The California Assembly will likely vote on a  controversial bill designed to pressure religious colleges and universities to abandon faith-based sexual behavior policies by the end of the month. California Senate Bill 1146, would require religious universities and colleges to stop discriminating on the basis of sexual orientation, gender identity, or marital status, was one of 200 bills heard before the Assembly Appropriations Committee on Wednesday.

In keeping with the rules of the Assembly Appropriations Committee, all bills that cost more than $150,000 are moved to the suspense file for further consideration. Lawmakers have until August 31 to pass their bills before the final resource or wait until next January.

SB 1146 would require any entity that receives state funding or enrolls students who receive state financial assistance, for example, Cal Grants, to abide by all the nondiscrimination requirements of state law, even if this would violate the religious tenets of the entity. SB 1146 would affect the policies that religious colleges and universities have including student admissions, housing accommodations, behavioral standards, housing accommodations, and employment practices.

The only exemptions are for programs designed to prepare students specifically to become members of the clergy or work in ministry in a professional capacity.

An earlier version of the bill that prohibited religious institutions from imposing mandatory chapel attendance policies or required religion courses passed the California state Senate but was widely opposed. The current version allows religious institutions to "enforce religious practices" so long as they are applied in the same way to all students.

There is a common misperception about what the "suspense file" means. Many people think this is another way of saying that the bill will be "tabled" or not heard at all. The suspense file is a holding place for bills with "significant" (more than $150,000) fiscal impacts, and most bills are held in "suspense" while both the Senate and Assembly evaluate the total impact on the state. Bills that are moved out of suspense go directly to the floor of their respective houses while bills that remain in suspense die.

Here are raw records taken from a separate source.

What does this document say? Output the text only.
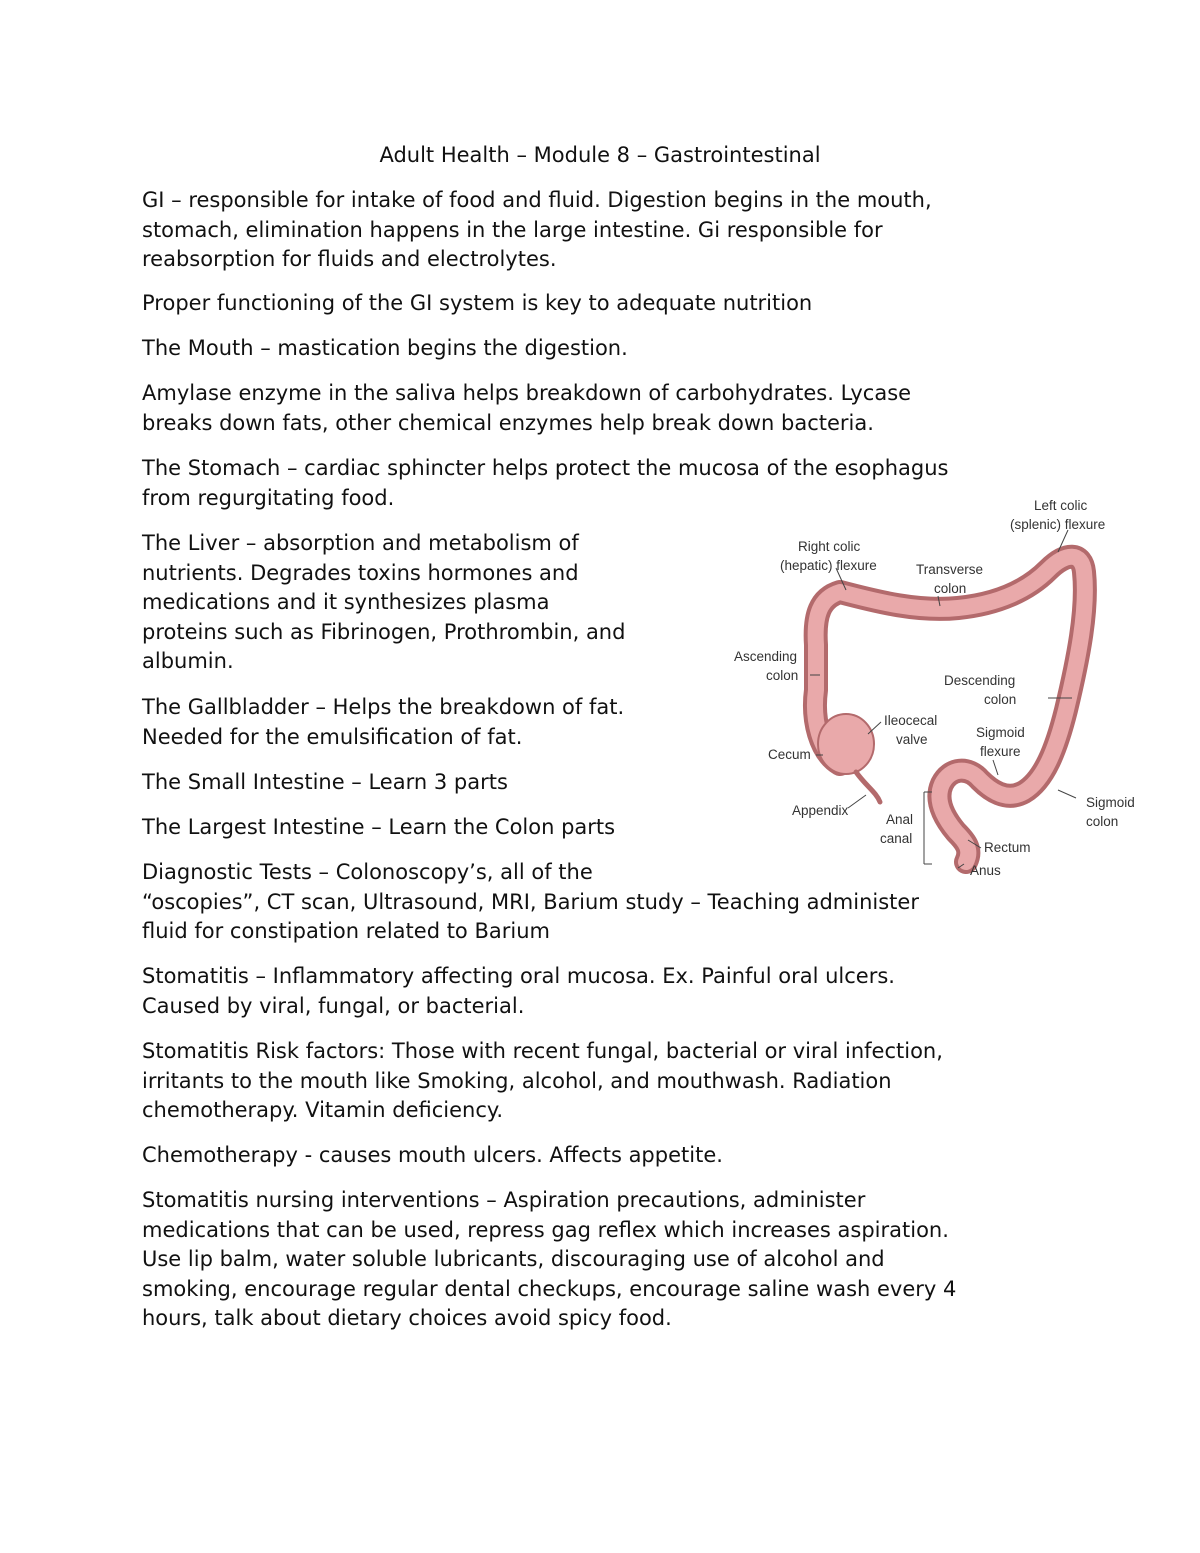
Adult Health – Module 8 – Gastrointestinal

GI – responsible for intake of food and fluid. Digestion begins in the mouth,
stomach, elimination happens in the large intestine. Gi responsible for
reabsorption for fluids and electrolytes.

Proper functioning of the GI system is key to adequate nutrition

The Mouth – mastication begins the digestion.

Amylase enzyme in the saliva helps breakdown of carbohydrates. Lycase
breaks down fats, other chemical enzymes help break down bacteria.

The Stomach – cardiac sphincter helps protect the mucosa of the esophagus
from regurgitating food.

The Liver – absorption and metabolism of
nutrients. Degrades toxins hormones and
medications and it synthesizes plasma
proteins such as Fibrinogen, Prothrombin, and
albumin.

The Gallbladder – Helps the breakdown of fat.
Needed for the emulsification of fat.

The Small Intestine – Learn 3 parts

The Largest Intestine – Learn the Colon parts

Diagnostic Tests – Colonoscopy’s, all of the
“oscopies”, CT scan, Ultrasound, MRI, Barium study – Teaching administer
fluid for constipation related to Barium

Stomatitis – Inflammatory affecting oral mucosa. Ex. Painful oral ulcers.
Caused by viral, fungal, or bacterial.

Stomatitis Risk factors: Those with recent fungal, bacterial or viral infection,
irritants to the mouth like Smoking, alcohol, and mouthwash. Radiation
chemotherapy. Vitamin deficiency.

Chemotherapy - causes mouth ulcers. Affects appetite.

Stomatitis nursing interventions – Aspiration precautions, administer
medications that can be used, repress gag reflex which increases aspiration.
Use lip balm, water soluble lubricants, discouraging use of alcohol and
smoking, encourage regular dental checkups, encourage saline wash every 4
hours, talk about dietary choices avoid spicy food.

Left colic
(splenic) flexure
Right colic
(hepatic) flexure	Transverse
colon
Ascending
colon	Descending
colon
Ileocecal
valve	Sigmoid
flexure
Cecum
Appendix
Sigmoid
colon
Anal
canal
Rectum
Anus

SB 1146 has already passed the California Senate and every committee to this point in the California Assembly. While large enough to reach the "significant" fiscal impact level, the bill is not particularly expensive to implement and will likely be moved out of the suspense file, meaning that a floor vote is highly likely before the end of the month.  If it passes the Assembly, it will soon end up on the governor's desk.

To read the current version of the bill and check the status visit: https://leginfo.legislature.ca.gov/faces/billStatusClient.xhtml?bill_id=201520160SB1146

 

 

 
 

2 Comments

  1. A pro-discriminatory screed against SB 1146 by the Church State Council has lately been distributed in church bulletins. This tract decries “a blatant attack on the right of religious colleges and universities to BE religious … by eliminating the right [!] of such institutions to discriminate” on the basis of gender identity or orientation. The logic here, if any there be, escapes me.

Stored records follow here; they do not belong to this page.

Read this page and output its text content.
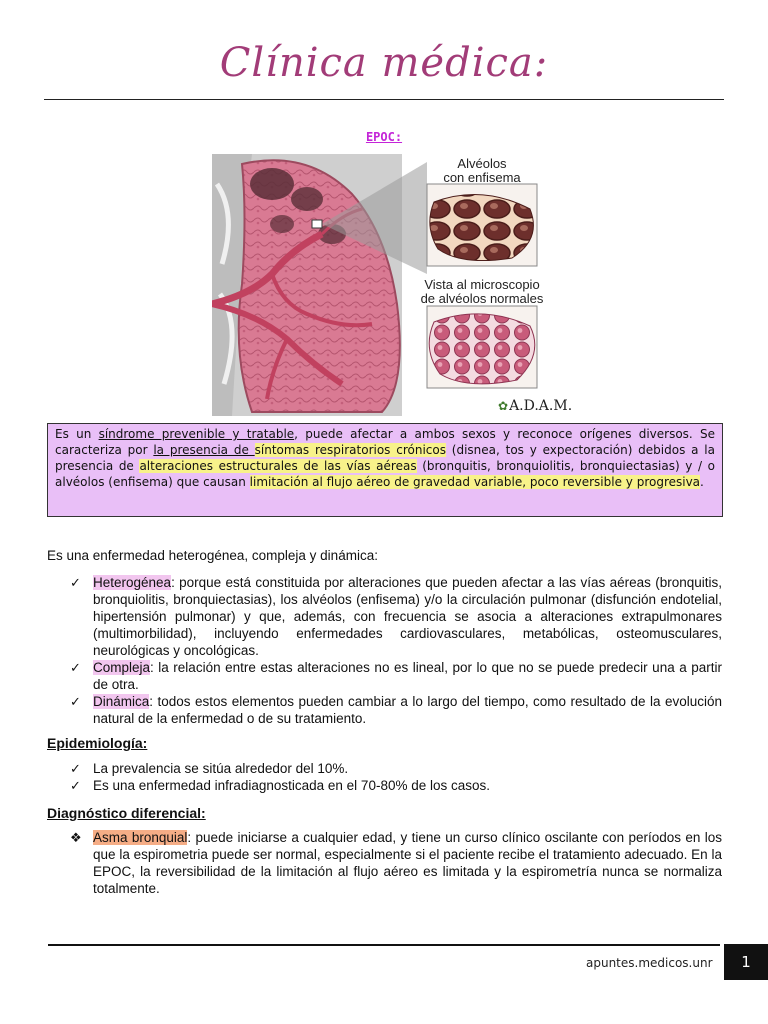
Clínica médica:
EPOC:
Alvéolos
con enfisema
Vista al microscopio
de alvéolos normales
✿A.D.A.M.
Es un síndrome prevenible y tratable, puede afectar a ambos sexos y reconoce orígenes diversos. Se caracteriza por la presencia de síntomas respiratorios crónicos (disnea, tos y expectoración) debidos a la presencia de alteraciones estructurales de las vías aéreas (bronquitis, bronquiolitis, bronquiectasias) y / o alvéolos (enfisema) que causan limitación al flujo aéreo de gravedad variable, poco reversible y progresiva.
Es una enfermedad heterogénea, compleja y dinámica:
✓ Heterogénea: porque está constituida por alteraciones que pueden afectar a las vías aéreas (bronquitis, bronquiolitis, bronquiectasias), los alvéolos (enfisema) y/o la circulación pulmonar (disfunción endotelial, hipertensión pulmonar) y que, además, con frecuencia se asocia a alteraciones extrapulmonares (multimorbilidad), incluyendo enfermedades cardiovasculares, metabólicas, osteomusculares, neurológicas y oncológicas.
✓ Compleja: la relación entre estas alteraciones no es lineal, por lo que no se puede predecir una a partir de otra.
✓ Dinámica: todos estos elementos pueden cambiar a lo largo del tiempo, como resultado de la evolución natural de la enfermedad o de su tratamiento.
Epidemiología:
✓ La prevalencia se sitúa alrededor del 10%.
✓ Es una enfermedad infradiagnosticada en el 70-80% de los casos.
Diagnóstico diferencial:
❖ Asma bronquial: puede iniciarse a cualquier edad, y tiene un curso clínico oscilante con períodos en los que la espirometria puede ser normal, especialmente si el paciente recibe el tratamiento adecuado. En la EPOC, la reversibilidad de la limitación al flujo aéreo es limitada y la espirometría nunca se normaliza totalmente.
apuntes.medicos.unr	1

    As far as I know, BEING religious means adopting and following the Golden Rule, that precept which (if Jesus is to be trusted) sums up the law and the prophets. Far from demanding that adherents discriminate against others, the Golden Rule is antithetical to discrimination.

    As I read it, the Church State Council explicitly claims that one MUST discriminate against others in order to BE religious, making one tantamount to the other. This constitutes a profoundly offensive defamation of religion itself … and it has been offered up to the church community with no rebuttal whatsoever.

    It is terribly ironic that Adventists – who fiercely fight discrimination on account of their Sabbath-keeping or for any other reason – want to insist that being free to discriminate against others is somehow _fundamental_ to the very operation of a religion. This incongruity deserves some careful consideration.

    I am unaware of any governmental agency in the US interfering with the ability of religious institutions to preach and teach whatsoever they will, so this – fortunately – is not at issue. I thank God that I live in a country in which I am free to choose a religion for myself and to comport myself accordingly. But (it should go without saying), choosing a religion for myself is not to obtain a license to discriminate; neither should universities be granted a license to discriminate. It is high time to eliminate Title IX exemptions and exemptions carved out in the “Equity in Higher Education Act” of the California Education Code (§§ 66250 – 66292.4).

    If institutions fear court challenges, the remedy is simple: don’t discriminate; follow the law like everyone else.

    I hope that the Church State Council’s gross misrepresentation of the nature of religion – and its utter disregard of the Golden Rule – will soon be addressed and put right from pulpits where this tract has been distributed.

  2. Kerubo Obaba says:

    I truly love my church, the Seventh Day Adventist church. I honestly believe that God has inordinately blessed us with heavenly messages than any other church on earth. Now, what we do with those messages is the question. Like Israel of old this is of no value if it does not draw us closer to God.
    I believe that a prayer request of this nature, is the kind God does not entertain.I do hope we say at the end that let your will be done and mean it and let it be! Even if the bill is defeated, it may not be of God but the tyranny of the majority!
    I do join Jon Mark Oliver in saying, Please do not discriminate against anyone however heinous their sin may be! It is ungodly. Jesus touched the leper who he was NOT supposed to touch! Any lesson learnt?